1. The Head and Shoulders (H&S)
The “King of Reversals.” This pattern shows the exact moment a trend runs out of steam. It consists of three peaks: a left shoulder, a higher head, and a lower right shoulder. The “Neckline” is your trigger point.
2. Flags & Pennants (The Continuation Engines)
In a strong trend, the market needs to “breathe.” A Bullish Flag is a small downward-sloping rectangle after a sharp move up. It’s like a spring being compressed—when it breaks, the next move is usually as large as the first one.
3. The “Measured Move” Math
Professional traders don’t guess their targets; they calculate them.
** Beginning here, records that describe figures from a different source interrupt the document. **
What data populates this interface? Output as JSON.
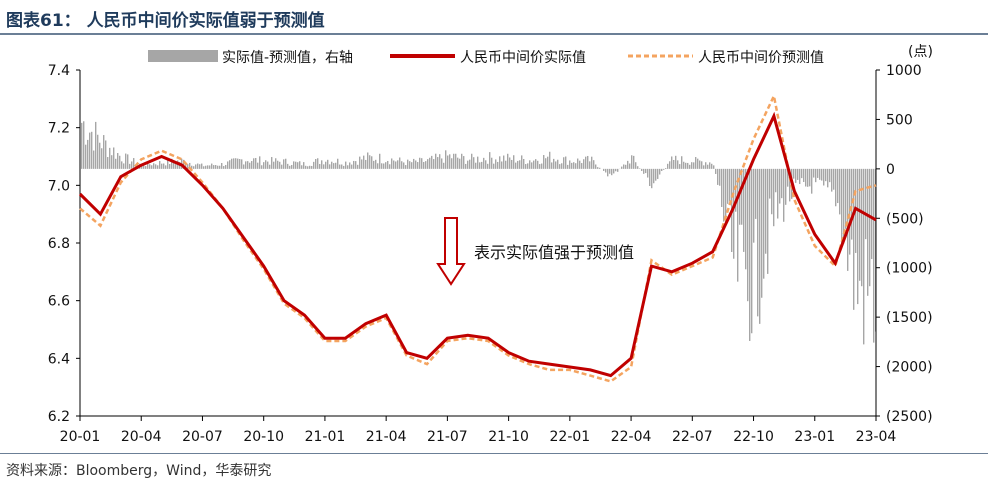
{
  "header": {
    "title": "图表61：  人民币中间价实际值弱于预测值"
  },
  "footer": {
    "source": "资料来源：Bloomberg，Wind，华泰研究"
  },
  "chart_data": {
    "type": "line",
    "x_tick_labels": [
      "20-01",
      "20-04",
      "20-07",
      "20-10",
      "21-01",
      "21-04",
      "21-07",
      "21-10",
      "22-01",
      "22-04",
      "22-07",
      "22-10",
      "23-01",
      "23-04"
    ],
    "y_left": {
      "ticks": [
        6.2,
        6.4,
        6.6,
        6.8,
        7.0,
        7.2,
        7.4
      ],
      "tick_labels": [
        "6.2",
        "6.4",
        "6.6",
        "6.8",
        "7.0",
        "7.2",
        "7.4"
      ],
      "range": [
        6.2,
        7.4
      ]
    },
    "y_right": {
      "unit_label": "(点)",
      "ticks": [
        1000,
        500,
        0,
        -500,
        -1000,
        -1500,
        -2000,
        -2500
      ],
      "tick_labels": [
        "1000",
        "500",
        "0",
        "(500)",
        "(1000)",
        "(1500)",
        "(2000)",
        "(2500)"
      ],
      "range": [
        -2500,
        1000
      ]
    },
    "legend": [
      {
        "name": "实际值-预测值，右轴",
        "color": "#a6a6a6",
        "kind": "bar"
      },
      {
        "name": "人民币中间价实际值",
        "color": "#c00000",
        "kind": "line"
      },
      {
        "name": "人民币中间价预测值",
        "color": "#f4a460",
        "kind": "dashed"
      }
    ],
    "annotation": "表示实际值强于预测值",
    "series": [
      {
        "name": "人民币中间价实际值",
        "axis": "left",
        "x": [
          "2020-01",
          "2020-02",
          "2020-03",
          "2020-04",
          "2020-05",
          "2020-06",
          "2020-07",
          "2020-08",
          "2020-09",
          "2020-10",
          "2020-11",
          "2020-12",
          "2021-01",
          "2021-02",
          "2021-03",
          "2021-04",
          "2021-05",
          "2021-06",
          "2021-07",
          "2021-08",
          "2021-09",
          "2021-10",
          "2021-11",
          "2021-12",
          "2022-01",
          "2022-02",
          "2022-03",
          "2022-04",
          "2022-05",
          "2022-06",
          "2022-07",
          "2022-08",
          "2022-09",
          "2022-10",
          "2022-11",
          "2022-12",
          "2023-01",
          "2023-02",
          "2023-03",
          "2023-04"
        ],
        "values": [
          6.97,
          6.9,
          7.03,
          7.07,
          7.1,
          7.07,
          7.0,
          6.92,
          6.82,
          6.72,
          6.6,
          6.55,
          6.47,
          6.47,
          6.52,
          6.55,
          6.42,
          6.4,
          6.47,
          6.48,
          6.47,
          6.42,
          6.39,
          6.38,
          6.37,
          6.36,
          6.34,
          6.4,
          6.72,
          6.7,
          6.73,
          6.77,
          6.92,
          7.09,
          7.24,
          6.98,
          6.83,
          6.73,
          6.92,
          6.88
        ]
      },
      {
        "name": "人民币中间价预测值",
        "axis": "left",
        "x": [
          "2020-01",
          "2020-02",
          "2020-03",
          "2020-04",
          "2020-05",
          "2020-06",
          "2020-07",
          "2020-08",
          "2020-09",
          "2020-10",
          "2020-11",
          "2020-12",
          "2021-01",
          "2021-02",
          "2021-03",
          "2021-04",
          "2021-05",
          "2021-06",
          "2021-07",
          "2021-08",
          "2021-09",
          "2021-10",
          "2021-11",
          "2021-12",
          "2022-01",
          "2022-02",
          "2022-03",
          "2022-04",
          "2022-05",
          "2022-06",
          "2022-07",
          "2022-08",
          "2022-09",
          "2022-10",
          "2022-11",
          "2022-12",
          "2023-01",
          "2023-02",
          "2023-03",
          "2023-04"
        ],
        "values": [
          6.92,
          6.86,
          7.01,
          7.09,
          7.12,
          7.09,
          7.01,
          6.92,
          6.81,
          6.71,
          6.59,
          6.54,
          6.46,
          6.46,
          6.51,
          6.54,
          6.41,
          6.38,
          6.46,
          6.47,
          6.46,
          6.41,
          6.38,
          6.36,
          6.36,
          6.34,
          6.32,
          6.37,
          6.74,
          6.69,
          6.72,
          6.75,
          6.97,
          7.16,
          7.31,
          6.95,
          6.79,
          6.72,
          6.98,
          7.0
        ]
      },
      {
        "name": "实际值-预测值，右轴",
        "axis": "right",
        "x": [
          "2020-01",
          "2020-02",
          "2020-03",
          "2020-04",
          "2020-05",
          "2020-06",
          "2020-07",
          "2020-08",
          "2020-09",
          "2020-10",
          "2020-11",
          "2020-12",
          "2021-01",
          "2021-02",
          "2021-03",
          "2021-04",
          "2021-05",
          "2021-06",
          "2021-07",
          "2021-08",
          "2021-09",
          "2021-10",
          "2021-11",
          "2021-12",
          "2022-01",
          "2022-02",
          "2022-03",
          "2022-04",
          "2022-05",
          "2022-06",
          "2022-07",
          "2022-08",
          "2022-09",
          "2022-10",
          "2022-11",
          "2022-12",
          "2023-01",
          "2023-02",
          "2023-03",
          "2023-04"
        ],
        "values": [
          600,
          350,
          150,
          50,
          80,
          100,
          40,
          60,
          120,
          100,
          90,
          60,
          120,
          80,
          140,
          130,
          80,
          100,
          160,
          120,
          140,
          130,
          110,
          150,
          100,
          110,
          -100,
          140,
          -200,
          120,
          100,
          80,
          -1200,
          -1500,
          -600,
          -250,
          -200,
          -350,
          -1500,
          -1700
        ]
      }
    ]
  }
}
For a flag, the target is the height of the Flagpole projected from the breakout point. For an H&S, it is the distance from the top of the Head to the Neckline.
4. The “No-Nonsense” Rule for Fakeouts
Banks love patterns because they know exactly where retail traders place their orders. To avoid the trap, follow the Close and Confirm rule: Only enter a trade once a candle has closed decisively outside the pattern on a 4H or Daily chart.
5. Pattern Confluence
A pattern is 10x more powerful if it forms at a major Support or Resistance zone. If you see a Bullish Flag forming right on top of a 18.50 ZAR support level, you have a “Golden” high-probability trade.